Who am I?
Currently, I am a Medical Laboratory Technician (MLT) whose purpose is to run patient samples to help Doctors diagnose medical problems. I am the person who releases blood product when a patient is bleeding out, the one who definitively performs the tests and releases the results that prove that you are diabetic, are on too high a dose of lithium, or that you do have influenza. But who do I want to be?
Who have I been?
When I was younger I wanted to do nothing besides download a new bot and stick it in my Starcraft channel or do another Mephisto run in Diablo II. I built a Harry Potter website that was reasonably successful and had a lot of fun doing it. However, like most kids in middle school wasn’t able to look at my interests and visualize a career that used them.
College
When I was in college I still didn’t know what I wanted to do with my life but I knew infectious diseases were fascinating. I came up with ideas like using bacteriophages to combat bacterial infections to help prevent antibiotic resistance and still think it is an important technology to develop. To this day I think that though we all know about the dangers of global warming and global conflicts in the end there is a good chance that infectious disease and antibacterial resistance is what is going to do in a large percent of the population. We have gotten so used to being able to treat so many diseases that we have forgotten that what we can’t treat is growing and what it was like before antibiotics and vaccines. I wanted to work on these problems and was always guided this way by my teachers and academic advisors in college. Little did I know that to do these things that I would need a Ph’D and even then there are very few jobs. Toward the end of college I built my first computer and took a few courses in programming. I scratched the surface of two languages. One was Scheme, the other was Java. I loved it. It was incredibly fun learning to build usable applications! I even started making my own interactive character sheets for a video game I was convinced I would make at some point. However, I only had a semester left and doing a double major would extend the length of my college career significantly. I wasn’t prepared to do that.
Post-College
After I graduated with a Bachelor of Science in Biology I moved out to Seattle and like the majority of my generation promptly got a job in the service industry. For me it was Best Buy. I sold and advised customers on computer products. I think my favorite customer interaction was one in which someone needed a new computer fan and was running around with a CPU heatsink (with the fan attached) convinced it was just the fan and insisted on installing the replacement himself. I am still curious how that went when he got home. After Best Buy I worked various jobs and after much deliberation decided I needed to find stable employment that was not in the service industry. I narrowed it down to two options, a database admin program at a local university or get a MLT certification at the community college. I chose MLT for numerous reasons.
- It was more stable
- It would be easier to get a job
- It would be less expensive
- I would get to work with disease
- Scrubs are really comfortable
- I woud be busy helping people all day which I woud find fulfilling
Now
I think I was right on most counts. So now I am working a rotating evening shift that is the opposite schedule of my friends and family without a change in sight. I am good at what I do (at least I think I am). However, I can do so much more than what I am currently doing. I find the job easy and doesn’t require as much problem solving as I thought it would. The nature of clinical medicine is so impressively procedural that even creating a procedure is procedural. I am underutilized and bound by strict protocols. As a creative and curious person I am using only a fraction of my potential. When we switched our Laboratory Information System to Smarterm I helped design and build the button user interface. It was fun. I wanted to do more but there really isn’t an easy way to transition to LIS from my current positon and there is nothing more I can create due to the procedural nature of the lab and the limitations placed upon me. If I found new employment my job would be very similar and have the same pay since the unions all match the pay of each other at the different hospitals.

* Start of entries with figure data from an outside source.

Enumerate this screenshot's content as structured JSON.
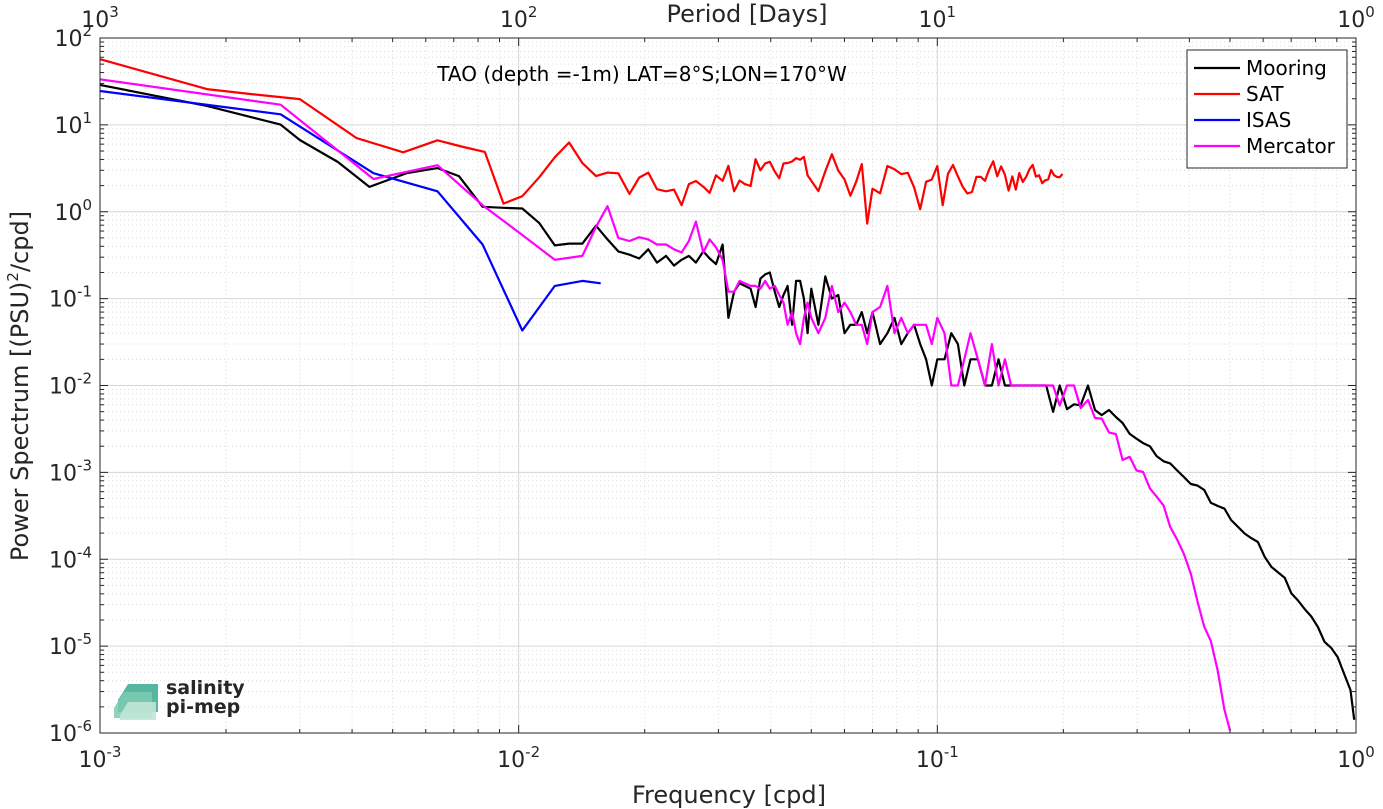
{
  "chart_data": {
    "type": "line",
    "title": "TAO (depth =-1m) LAT=8°S;LON=170°W",
    "xlabel": "Frequency [cpd]",
    "ylabel_main": "Power Spectrum [(PSU)",
    "ylabel_sup": "2",
    "ylabel_tail": "/cpd]",
    "top_xlabel": "Period [Days]",
    "xscale": "log",
    "yscale": "log",
    "xlim": [
      0.001,
      1
    ],
    "ylim": [
      1e-06,
      100
    ],
    "grid": true,
    "legend_position": "top-right",
    "x_ticks": [
      {
        "value": 0.001,
        "base": "10",
        "exp": "-3"
      },
      {
        "value": 0.01,
        "base": "10",
        "exp": "-2"
      },
      {
        "value": 0.1,
        "base": "10",
        "exp": "-1"
      },
      {
        "value": 1,
        "base": "10",
        "exp": "0"
      }
    ],
    "top_ticks": [
      {
        "value": 1000,
        "base": "10",
        "exp": "3"
      },
      {
        "value": 100,
        "base": "10",
        "exp": "2"
      },
      {
        "value": 10,
        "base": "10",
        "exp": "1"
      },
      {
        "value": 1,
        "base": "10",
        "exp": "0"
      }
    ],
    "y_ticks": [
      {
        "value": 1e-06,
        "base": "10",
        "exp": "-6"
      },
      {
        "value": 1e-05,
        "base": "10",
        "exp": "-5"
      },
      {
        "value": 0.0001,
        "base": "10",
        "exp": "-4"
      },
      {
        "value": 0.001,
        "base": "10",
        "exp": "-3"
      },
      {
        "value": 0.01,
        "base": "10",
        "exp": "-2"
      },
      {
        "value": 0.1,
        "base": "10",
        "exp": "-1"
      },
      {
        "value": 1,
        "base": "10",
        "exp": "0"
      },
      {
        "value": 10,
        "base": "10",
        "exp": "1"
      },
      {
        "value": 100,
        "base": "10",
        "exp": "2"
      }
    ],
    "series": [
      {
        "name": "Mooring",
        "color": "#000000",
        "x": [
          0.001,
          0.0018,
          0.0027,
          0.003,
          0.0037,
          0.0044,
          0.0054,
          0.0064,
          0.0072,
          0.0082,
          0.0092,
          0.0102,
          0.0112,
          0.0122,
          0.0132,
          0.0142,
          0.0153,
          0.0163,
          0.0173,
          0.0184,
          0.0194,
          0.0204,
          0.0214,
          0.0225,
          0.0235,
          0.0245,
          0.0255,
          0.0265,
          0.0276,
          0.0286,
          0.0296,
          0.0307,
          0.0317,
          0.0327,
          0.0337,
          0.0347,
          0.0358,
          0.0368,
          0.0378,
          0.0388,
          0.0398,
          0.0409,
          0.0419,
          0.0429,
          0.0439,
          0.045,
          0.046,
          0.047,
          0.048,
          0.049,
          0.05,
          0.052,
          0.054,
          0.056,
          0.058,
          0.06,
          0.062,
          0.064,
          0.066,
          0.068,
          0.07,
          0.073,
          0.076,
          0.079,
          0.082,
          0.085,
          0.088,
          0.091,
          0.094,
          0.097,
          0.1,
          0.104,
          0.108,
          0.112,
          0.116,
          0.12,
          0.125,
          0.13,
          0.135,
          0.14,
          0.145,
          0.15,
          0.156,
          0.162,
          0.168,
          0.175,
          0.182,
          0.189,
          0.196,
          0.204,
          0.212,
          0.22,
          0.229,
          0.238,
          0.247,
          0.257,
          0.267,
          0.277,
          0.288,
          0.299,
          0.31,
          0.322,
          0.334,
          0.347,
          0.36,
          0.374,
          0.388,
          0.403,
          0.418,
          0.434,
          0.45,
          0.467,
          0.485,
          0.503,
          0.522,
          0.542,
          0.562,
          0.583,
          0.605,
          0.628,
          0.652,
          0.676,
          0.701,
          0.727,
          0.754,
          0.782,
          0.811,
          0.841,
          0.872,
          0.904,
          0.937,
          0.97,
          0.99
        ],
        "y": [
          28.88,
          16.53,
          10.08,
          6.69,
          3.74,
          1.93,
          2.78,
          3.18,
          2.57,
          1.14,
          1.11,
          1.09,
          0.74,
          0.41,
          0.43,
          0.43,
          0.69,
          0.48,
          0.35,
          0.32,
          0.29,
          0.37,
          0.26,
          0.31,
          0.24,
          0.28,
          0.31,
          0.26,
          0.35,
          0.29,
          0.25,
          0.42,
          0.06,
          0.12,
          0.15,
          0.14,
          0.13,
          0.08,
          0.17,
          0.19,
          0.2,
          0.12,
          0.08,
          0.11,
          0.14,
          0.05,
          0.16,
          0.16,
          0.1,
          0.04,
          0.13,
          0.05,
          0.18,
          0.1,
          0.11,
          0.04,
          0.05,
          0.05,
          0.07,
          0.04,
          0.07,
          0.03,
          0.04,
          0.06,
          0.03,
          0.04,
          0.05,
          0.03,
          0.02,
          0.01,
          0.02,
          0.02,
          0.04,
          0.03,
          0.01,
          0.02,
          0.02,
          0.01,
          0.01,
          0.02,
          0.01,
          0.01,
          0.01,
          0.01,
          0.01,
          0.01,
          0.01,
          0.00497,
          0.01,
          0.00533,
          0.00607,
          0.00591,
          0.01,
          0.00523,
          0.00456,
          0.00522,
          0.00434,
          0.0037,
          0.00277,
          0.00244,
          0.00217,
          0.00199,
          0.00154,
          0.00134,
          0.00127,
          0.00105,
          0.000885,
          0.000734,
          0.000707,
          0.000629,
          0.000447,
          0.000411,
          0.000383,
          0.000283,
          0.000237,
          0.000198,
          0.000175,
          0.000158,
          0.000107,
          8.16e-05,
          7.03e-05,
          6.1e-05,
          4.05e-05,
          3.35e-05,
          2.67e-05,
          2.19e-05,
          1.66e-05,
          1.12e-05,
          9.57e-06,
          7.5e-06,
          4.78e-06,
          3.12e-06,
          1.42e-06
        ]
      },
      {
        "name": "SAT",
        "color": "#ff0000",
        "x": [
          0.001,
          0.0018,
          0.0023,
          0.003,
          0.0041,
          0.0053,
          0.0064,
          0.0073,
          0.0083,
          0.0092,
          0.0102,
          0.0112,
          0.0122,
          0.0132,
          0.0142,
          0.0153,
          0.0163,
          0.0173,
          0.0184,
          0.0194,
          0.0204,
          0.0214,
          0.0225,
          0.0235,
          0.0245,
          0.0255,
          0.0265,
          0.0276,
          0.0286,
          0.0296,
          0.0307,
          0.0317,
          0.0327,
          0.0337,
          0.0347,
          0.0358,
          0.0368,
          0.0378,
          0.0388,
          0.0398,
          0.0409,
          0.0419,
          0.0429,
          0.0439,
          0.045,
          0.046,
          0.047,
          0.048,
          0.049,
          0.05,
          0.052,
          0.054,
          0.056,
          0.058,
          0.06,
          0.062,
          0.064,
          0.066,
          0.068,
          0.07,
          0.073,
          0.076,
          0.079,
          0.082,
          0.085,
          0.088,
          0.091,
          0.094,
          0.097,
          0.1,
          0.103,
          0.106,
          0.109,
          0.112,
          0.115,
          0.118,
          0.121,
          0.124,
          0.127,
          0.13,
          0.133,
          0.136,
          0.139,
          0.142,
          0.145,
          0.148,
          0.151,
          0.154,
          0.157,
          0.16,
          0.163,
          0.166,
          0.169,
          0.172,
          0.175,
          0.178,
          0.181,
          0.184,
          0.187,
          0.19,
          0.193,
          0.196,
          0.199
        ],
        "y": [
          57.05,
          25.8,
          22.63,
          19.8,
          7.05,
          4.84,
          6.65,
          5.64,
          4.89,
          1.24,
          1.51,
          2.5,
          4.23,
          6.27,
          3.63,
          2.57,
          2.82,
          2.77,
          1.6,
          2.47,
          2.82,
          1.82,
          1.72,
          1.8,
          1.19,
          2.08,
          2.26,
          1.94,
          1.65,
          2.63,
          2.27,
          3.37,
          1.72,
          2.29,
          2.08,
          1.98,
          4.03,
          3.0,
          3.6,
          3.76,
          2.9,
          2.43,
          3.59,
          3.64,
          3.79,
          4.15,
          3.96,
          4.28,
          2.62,
          2.27,
          1.73,
          2.91,
          4.6,
          2.98,
          2.36,
          1.53,
          2.22,
          3.54,
          0.73,
          1.84,
          1.63,
          3.36,
          3.08,
          2.71,
          2.81,
          1.91,
          1.07,
          2.21,
          2.35,
          3.35,
          1.19,
          2.72,
          3.46,
          2.55,
          1.94,
          1.62,
          1.69,
          2.52,
          2.52,
          2.27,
          3.07,
          3.81,
          2.56,
          3.33,
          2.67,
          1.75,
          2.55,
          1.8,
          2.79,
          2.2,
          2.53,
          3.09,
          3.46,
          2.54,
          2.63,
          2.13,
          2.3,
          2.36,
          3.02,
          2.64,
          2.52,
          2.49,
          2.72
        ]
      },
      {
        "name": "ISAS",
        "color": "#0000ff",
        "x": [
          0.001,
          0.0027,
          0.0045,
          0.0064,
          0.0082,
          0.0102,
          0.0122,
          0.0142,
          0.0157
        ],
        "y": [
          24.56,
          13.22,
          2.78,
          1.72,
          0.42,
          0.043,
          0.14,
          0.16,
          0.15
        ]
      },
      {
        "name": "Mercator",
        "color": "#ff00ff",
        "x": [
          0.001,
          0.0027,
          0.0045,
          0.0064,
          0.0082,
          0.0102,
          0.0122,
          0.0142,
          0.0153,
          0.0163,
          0.0173,
          0.0184,
          0.0194,
          0.0204,
          0.0214,
          0.0225,
          0.0235,
          0.0245,
          0.0255,
          0.0265,
          0.0276,
          0.0286,
          0.0296,
          0.0307,
          0.0317,
          0.0327,
          0.0337,
          0.0347,
          0.0358,
          0.0368,
          0.0378,
          0.0388,
          0.0398,
          0.0409,
          0.0419,
          0.0429,
          0.0439,
          0.045,
          0.046,
          0.047,
          0.048,
          0.049,
          0.05,
          0.052,
          0.054,
          0.056,
          0.058,
          0.06,
          0.062,
          0.064,
          0.066,
          0.068,
          0.07,
          0.073,
          0.076,
          0.079,
          0.082,
          0.085,
          0.088,
          0.091,
          0.094,
          0.097,
          0.1,
          0.104,
          0.108,
          0.112,
          0.116,
          0.12,
          0.125,
          0.13,
          0.135,
          0.14,
          0.145,
          0.15,
          0.156,
          0.162,
          0.168,
          0.175,
          0.182,
          0.189,
          0.196,
          0.204,
          0.212,
          0.22,
          0.229,
          0.238,
          0.247,
          0.257,
          0.267,
          0.277,
          0.288,
          0.299,
          0.31,
          0.322,
          0.334,
          0.347,
          0.36,
          0.374,
          0.388,
          0.403,
          0.418,
          0.434,
          0.45,
          0.467,
          0.485,
          0.5
        ],
        "y": [
          33.44,
          17.07,
          2.38,
          3.43,
          1.19,
          0.54,
          0.28,
          0.31,
          0.67,
          1.16,
          0.5,
          0.46,
          0.51,
          0.48,
          0.42,
          0.42,
          0.37,
          0.34,
          0.46,
          0.77,
          0.34,
          0.48,
          0.39,
          0.28,
          0.12,
          0.12,
          0.16,
          0.15,
          0.14,
          0.14,
          0.13,
          0.16,
          0.13,
          0.14,
          0.11,
          0.09,
          0.05,
          0.07,
          0.04,
          0.03,
          0.06,
          0.09,
          0.06,
          0.04,
          0.06,
          0.14,
          0.07,
          0.09,
          0.07,
          0.05,
          0.05,
          0.03,
          0.07,
          0.08,
          0.14,
          0.04,
          0.06,
          0.04,
          0.05,
          0.05,
          0.05,
          0.03,
          0.06,
          0.04,
          0.01,
          0.01,
          0.02,
          0.04,
          0.02,
          0.01,
          0.03,
          0.01,
          0.02,
          0.01,
          0.01,
          0.01,
          0.01,
          0.01,
          0.01,
          0.01,
          0.00589,
          0.01,
          0.01,
          0.00551,
          0.00681,
          0.00423,
          0.00416,
          0.00288,
          0.00276,
          0.00139,
          0.00151,
          0.00105,
          0.00101,
          0.000651,
          0.000526,
          0.000415,
          0.000236,
          0.000168,
          0.000115,
          6.83e-05,
          3.3e-05,
          1.68e-05,
          1.15e-05,
          5.29e-06,
          1.86e-06,
          1.07e-06
        ]
      }
    ]
  },
  "logo": {
    "line1": "salinity",
    "line2": "pi-mep",
    "color": "#2a9d8f"
  }
}
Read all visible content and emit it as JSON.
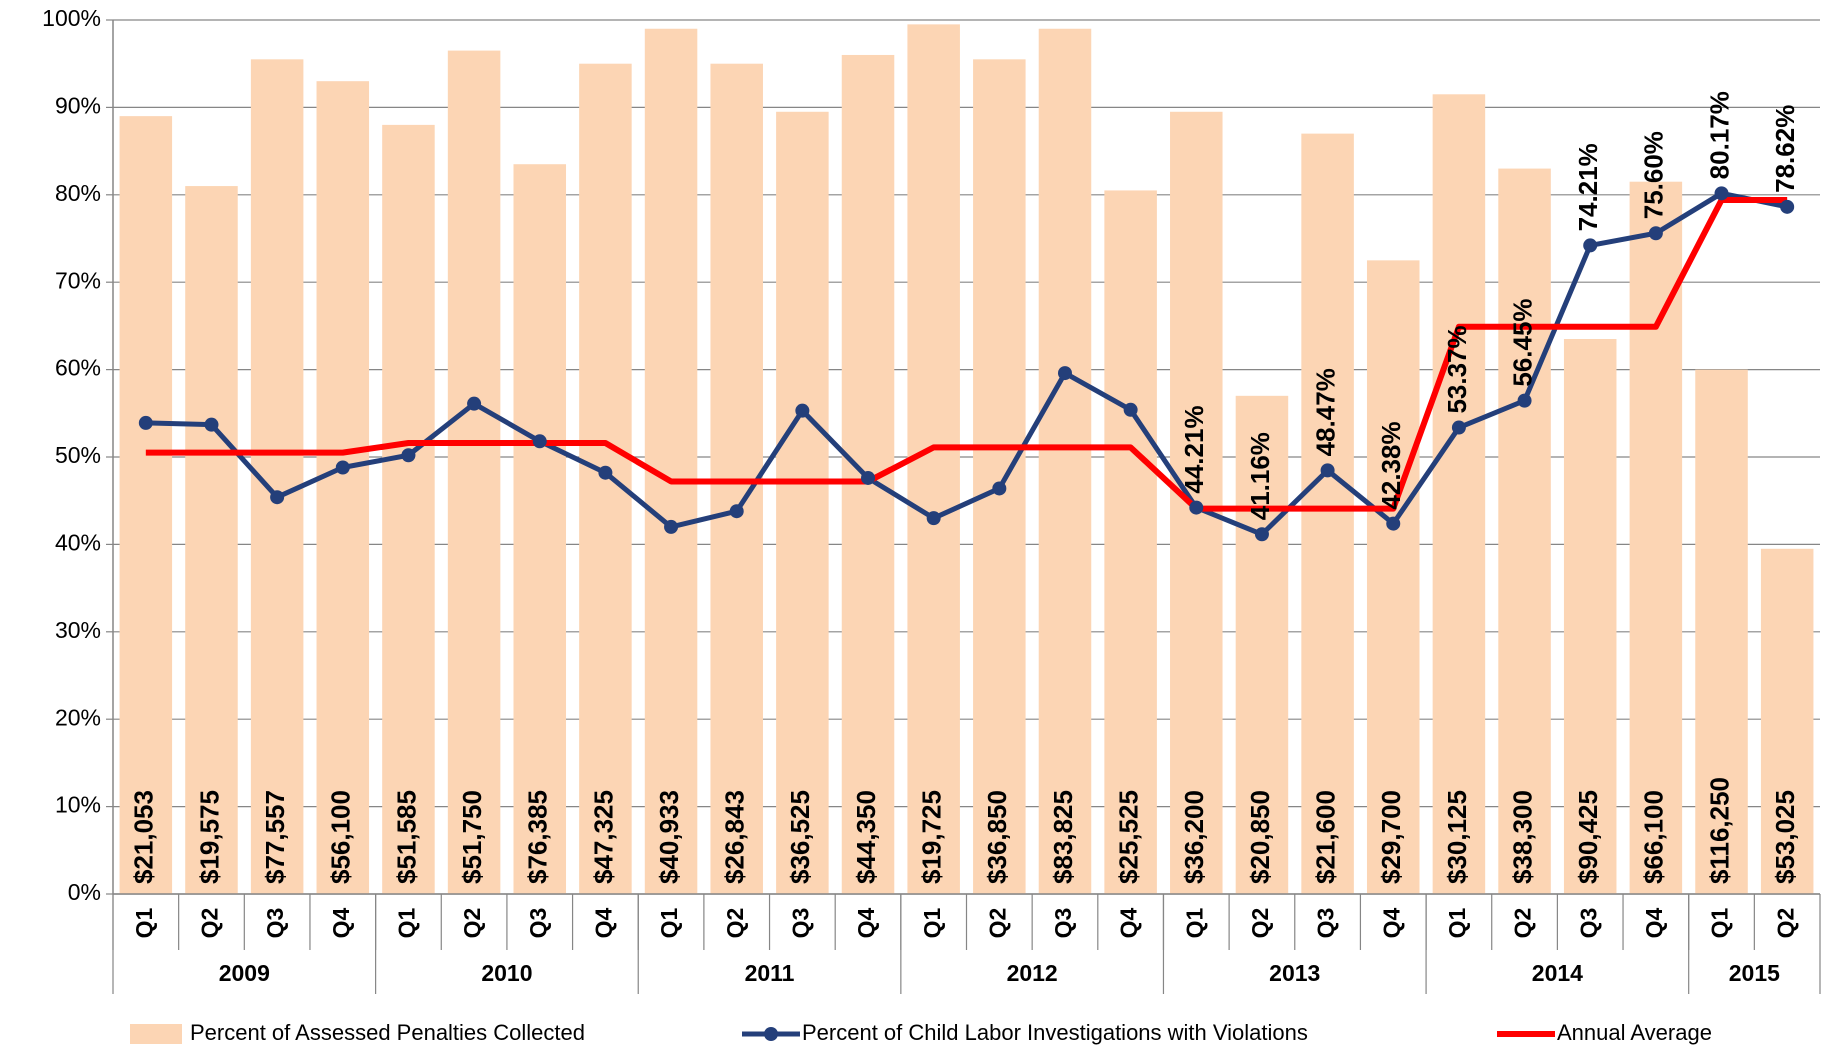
{
  "chart_data": {
    "type": "bar-line",
    "categories": [
      "Q1",
      "Q2",
      "Q3",
      "Q4",
      "Q1",
      "Q2",
      "Q3",
      "Q4",
      "Q1",
      "Q2",
      "Q3",
      "Q4",
      "Q1",
      "Q2",
      "Q3",
      "Q4",
      "Q1",
      "Q2",
      "Q3",
      "Q4",
      "Q1",
      "Q2",
      "Q3",
      "Q4",
      "Q1",
      "Q2"
    ],
    "groups": [
      "2009",
      "2010",
      "2011",
      "2012",
      "2013",
      "2014",
      "2015"
    ],
    "ylim": [
      0,
      100
    ],
    "yticks": [
      {
        "value": 0,
        "label": "0%"
      },
      {
        "value": 10,
        "label": "10%"
      },
      {
        "value": 20,
        "label": "20%"
      },
      {
        "value": 30,
        "label": "30%"
      },
      {
        "value": 40,
        "label": "40%"
      },
      {
        "value": 50,
        "label": "50%"
      },
      {
        "value": 60,
        "label": "60%"
      },
      {
        "value": 70,
        "label": "70%"
      },
      {
        "value": 80,
        "label": "80%"
      },
      {
        "value": 90,
        "label": "90%"
      },
      {
        "value": 100,
        "label": "100%"
      }
    ],
    "grid": true,
    "series": [
      {
        "name": "Percent of Assessed Penalties Collected",
        "kind": "bar",
        "color": "#fcd5b4",
        "values": [
          89,
          81,
          95.5,
          93,
          88,
          96.5,
          83.5,
          95,
          99,
          95,
          89.5,
          96,
          99.5,
          95.5,
          99,
          80.5,
          89.5,
          57,
          87,
          72.5,
          91.5,
          83,
          63.5,
          81.5,
          60,
          39.5
        ],
        "amount_labels": [
          "$21,053",
          "$19,575",
          "$77,557",
          "$56,100",
          "$51,585",
          "$51,750",
          "$76,385",
          "$47,325",
          "$40,933",
          "$26,843",
          "$36,525",
          "$44,350",
          "$19,725",
          "$36,850",
          "$83,825",
          "$25,525",
          "$36,200",
          "$20,850",
          "$21,600",
          "$29,700",
          "$30,125",
          "$38,300",
          "$90,425",
          "$66,100",
          "$116,250",
          "$53,025"
        ]
      },
      {
        "name": "Percent of Child Labor Investigations with Violations",
        "kind": "line",
        "color": "#243f7a",
        "markers": true,
        "values": [
          53.9,
          53.7,
          45.4,
          48.8,
          50.2,
          56.1,
          51.8,
          48.2,
          42,
          43.8,
          55.3,
          47.6,
          43,
          46.4,
          59.6,
          55.4,
          44.21,
          41.16,
          48.47,
          42.38,
          53.37,
          56.45,
          74.21,
          75.6,
          80.17,
          78.62
        ],
        "value_labels": [
          null,
          null,
          null,
          null,
          null,
          null,
          null,
          null,
          null,
          null,
          null,
          null,
          null,
          null,
          null,
          null,
          "44.21%",
          "41.16%",
          "48.47%",
          "42.38%",
          "53.37%",
          "56.45%",
          "74.21%",
          "75.60%",
          "80.17%",
          "78.62%"
        ]
      },
      {
        "name": "Annual Average",
        "kind": "line",
        "color": "#ff0000",
        "markers": false,
        "values": [
          50.5,
          50.5,
          50.5,
          50.5,
          51.6,
          51.6,
          51.6,
          51.6,
          47.2,
          47.2,
          47.2,
          47.2,
          51.1,
          51.1,
          51.1,
          51.1,
          44.1,
          44.1,
          44.1,
          44.1,
          64.9,
          64.9,
          64.9,
          64.9,
          79.4,
          79.4
        ]
      }
    ]
  }
}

So after much soul searching I realized it was time. What I really want in life is to be able to visualize something and create it. I think I was always meant to program.
What do I want?
I want to be able to utilize my creativity and have a schedule where I can spend time with my friends and family. I want to create cool things and have a career where there is a wide variety of career options.
Who am I?
I am that person who is always thinking how to make a process more efficient or has an idea that I want to explore (and make real if possible). I see something that is wrong or could be better (for example the UI’s on the analyzers or LIS system) and I get this itch to look at the code and try to figure out how to fix it or make it better and more usable. Getting into software will allow me to put my ideas into practice and give me skills to fix at least some of tech problems I see around me. I have friends who have websites that I could fix and family members who I can create websites for to help them fulfill their dreams. I can customize a Sci Fi TV show randomizer, or create a video game, or build a website that helps kids and their parents learn to read. This is who I am. I am a creater, I am a builder, I am driven, I am a problem solver and I want to improve systems. I want to give back and make the world better. I can have that opportunity with software and web development. It is said that coding is the future. That’s wrong. The future is now and we should all be coding.